By Roxanne Reid When we first meet Berg-en-Dal field guide Obakeng (OB) Koma, he seems all business. And since his business is guiding visitors to the Kruger National Park on walks into the realm of the Big Five in the wild, that means it’s serious stuff. As yet, there’s no hint of his impish sense of humour. |
Then in slightly more relaxed vein he urges us to enjoy our walk, our chance to experience the feel and smell of the bush. ‘The bush has its own unique way of talking to us,’ OB chips in
They wrinkle their noses as he points out that it can be used to make paper, as a sinus remedy, firelighter or mosquito repellent.
A compacted round dung ball, hollowed out in the centre, is his next chance to display his prodigious knowledge of the bush and all its creatures.
‘This was made by a dung beetle, one of the 900 species of them we have in Kruger,’ he says.
They make two kinds of ball. One is a feeding ball; if they don’t want to eat the dung on the spot they make takeaways to roll away for munching on later.
The other kind – which is what this one is – is a mating ball. The male rolls a ball to attract a female, who lays her single egg inside and the dungy ball acts as an instant meal for the larva when it hatches. (More about dung beetles in the next post. Don’t laugh: without them, Kruger would be piled high with manure!)
From our safe vantage point we see four of them, including a huge bull and a calf. We’re standing about ten metres away from them but they don’t care. Their eyesight is poor and we’re upwind of them and very quiet, so they probably don’t even know we’re here, part of their world.
‘It’s a privilege to be seeing these animals,’ says OB. ‘They had become extinct in the park until they were reintroduced in the 1960s.’ There’s a snuffling and grunting as the mother and calf run off into the bushes to our right. OB chuckles, ‘The male is wanting to mate with her, but she’s playing hard to get.’
Fascinating facts pour from these two at a rate that must be confusing the Italians, two of whom don’t speak English all that well.
We learn that the flowers and leaves of the wild foxglove can be used as soap; that there are 200 termite species in the park and the queen can live for an astounding 20 years; and that only the alpha male and female arrowmarked babbler – those noisy, appropriately named birds you see and hear in many of Kruger’s camps – will breed, while the rest of the flock help to look after their offspring.
‘If that rhino back there had killed me,’ says OB with an oddly out-of-place grin, ‘my family would come here and sweep the place with a branch of this tree, so that even if my body is in the ground, my soul can fly up to heaven. The hooked thorn means we must forgive and forget, while the straight thorn is so we can focus on the future.’
It’s a multi-purpose plant. You can make coffee or porridge from the fruit as well, although its significance for burials means it’s never burnt for firewood.

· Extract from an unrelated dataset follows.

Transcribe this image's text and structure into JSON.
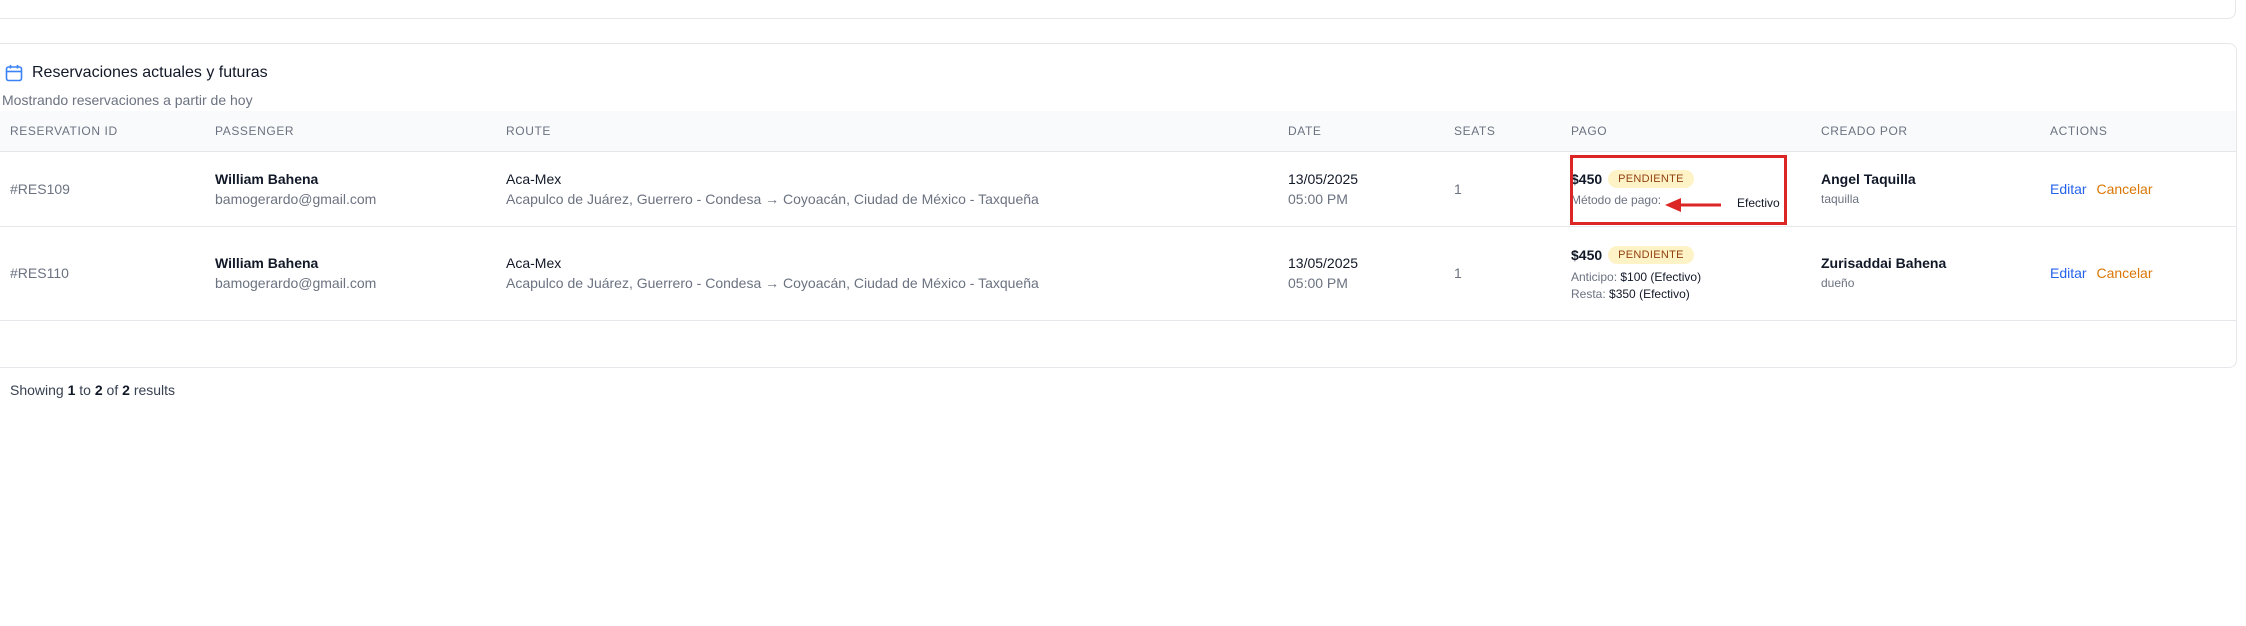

I’m feeling kindly disposed towards this tree until one of them attacks me. It holds me fast and proves diabolically difficult to unlock from my leg, leaving four small puncture wounds that will take a week to disappear.
And of course, our noses get intimately acquainted with poo of varying stages of freshness. OB even engages our sense of taste with the leaves of a red spike-thorn tree. Two chews and my mouth and tongue feel as dry as if I’d soaked up all spittle with talcum powder. He looks on with a smile as we all pull faces.
‘It’s the tannin in the leaf that dries your mouth,’ he explains, ‘and it’s a good remedy for a runny tummy.’
He picks up a rounded shell about five centimetres in diameter and starts to natter on about it being a seashell from the days when this area was under water. But this is no fossil shell, it’s a giant land snail.
‘I’m only trying to see if you’re still awake,’ he laughs, chuffed at his attempt to hoodwink us. ‘Look, you can count the brown stripes on it to see how old the snail is. This one was still a youngster that was probably eaten by a bird.’
On another rocky outcrop with a fine view of the surrounding hills and dales, we take a break for a simple snack of Provita, cheese and peanuts. Raymond and OB prop up their rifles on the stump of a fallen tree. A few impala ignore us and a lone kudu picks its way delicately through the grass, sampling leaves here and there. The morning is clear and cool, no hint yet of the heat that will bake these rocks at midday.
This is what’s special about walking in the wilderness. Apart from learning something new every time we venture into nature with a knowledgeable guide, there’s a sense of silence, a thrill at being part of something so much bigger than ourselves.